Data Access and Input
Chris Myers (CAC), Jeff Sale (SDSC)
Cornell Center for Advanced Computing and San Diego Supercomputing Center
Revisions: 6/2023, 2/2020 (original)
In most cases, the data you want to analyze lives somewhere outside of your program, and you need to read it in. Hopefully the data are in some standardized format so that you do not have to write a custom parser to read it, or are sufficiently structured that such a parser is not nearly as big as the dataset that it is intended to read.

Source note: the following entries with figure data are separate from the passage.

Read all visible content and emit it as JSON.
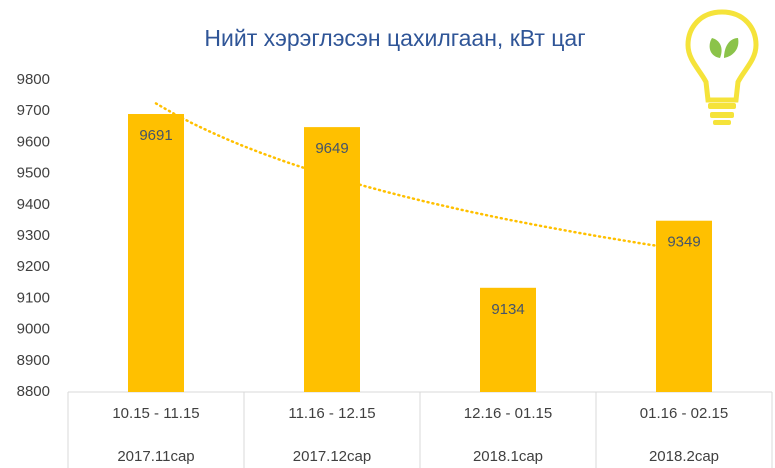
{
  "chart_data": {
    "type": "bar",
    "title": "Нийт хэрэглэсэн цахилгаан, кВт цаг",
    "categories": [
      "10.15 - 11.15",
      "11.16 - 12.15",
      "12.16 - 01.15",
      "01.16 - 02.15"
    ],
    "category_groups": [
      "2017.11сар",
      "2017.12сар",
      "2018.1сар",
      "2018.2сар"
    ],
    "values": [
      9691,
      9649,
      9134,
      9349
    ],
    "color": "#FFC000",
    "ylim": [
      8800,
      9800
    ],
    "yticks": [
      8800,
      8900,
      9000,
      9100,
      9200,
      9300,
      9400,
      9500,
      9600,
      9700,
      9800
    ],
    "trendline": "logarithmic"
  }
}
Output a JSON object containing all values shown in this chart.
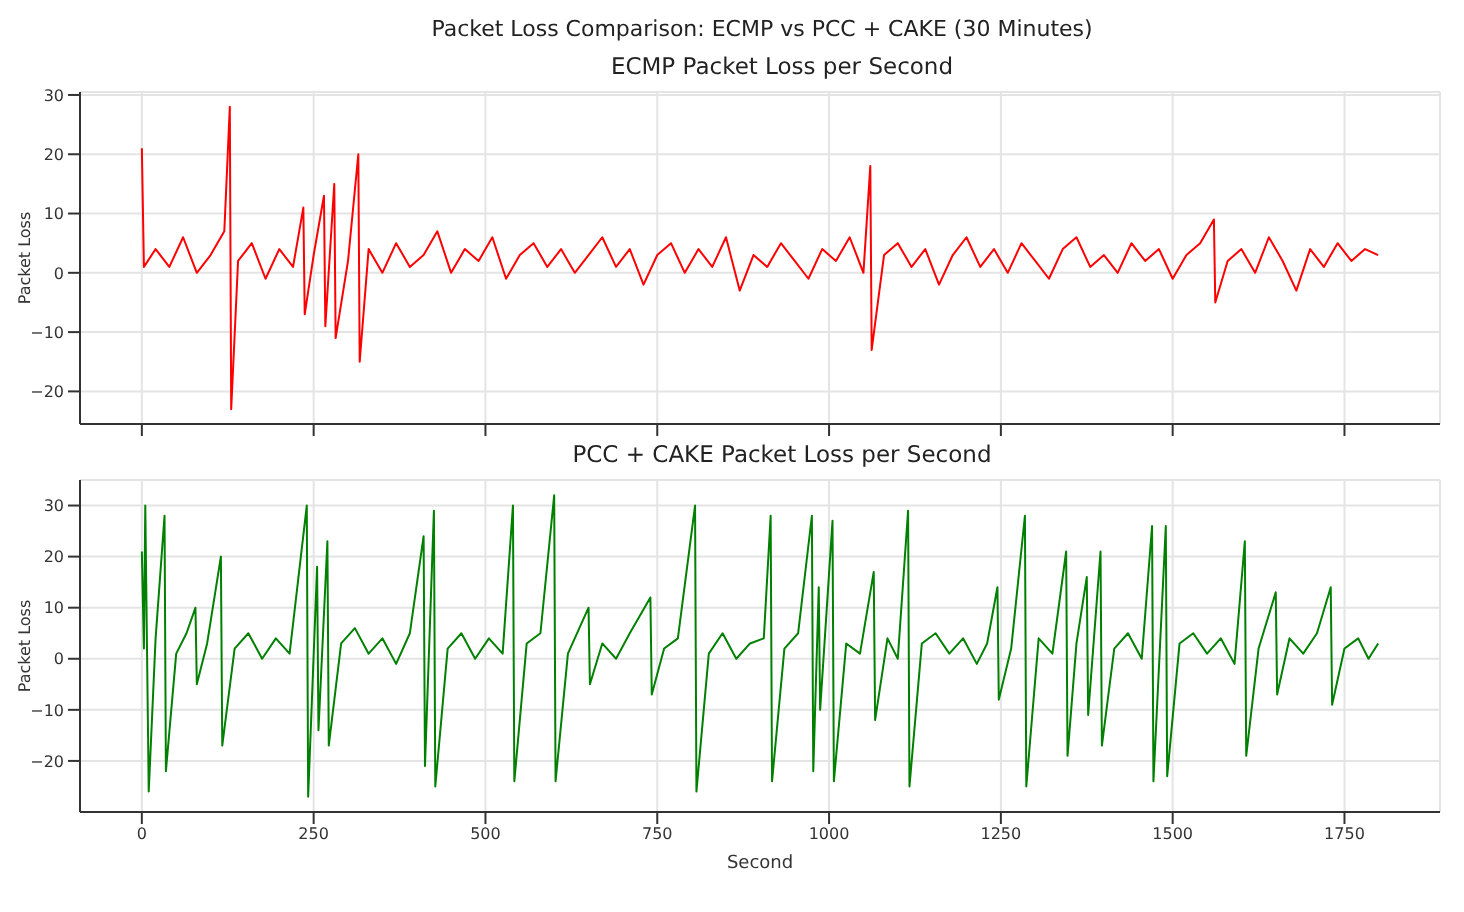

We will not cover lower-level Python I/O here (e.g., file reads/writes), but focus instead on a few common scenarios that one might encounter in accessing and importing data:
- Reading structured data (e.g., arrays and tables) from files and spreadsheets
- Reading data tables from SQL databases
- Accessing data through an API
Objectives
After you complete this segment, you should be able to:
- Understand the structure of NumPy arrays and Pandas DataFrames
- Use I/O to read in NumPy arrays and Pandas dataframes
- Describe how to interface to a SQL database via Pandas
- Discuss different avenues for accessing data, such as files, databases, and APIs
Prerequisites
This tutorial assumes the reader has some working knowledge of general programming concepts, even if not directly with the Python programming language. The target audience is scientists and engineers who are already programming in Python, and are interested in using Python tools and packages to carry out various analyses of datasets. If additional introductory material about Python is needed, readers can consult An Introduction to Python as well as the documentation on the python.org website.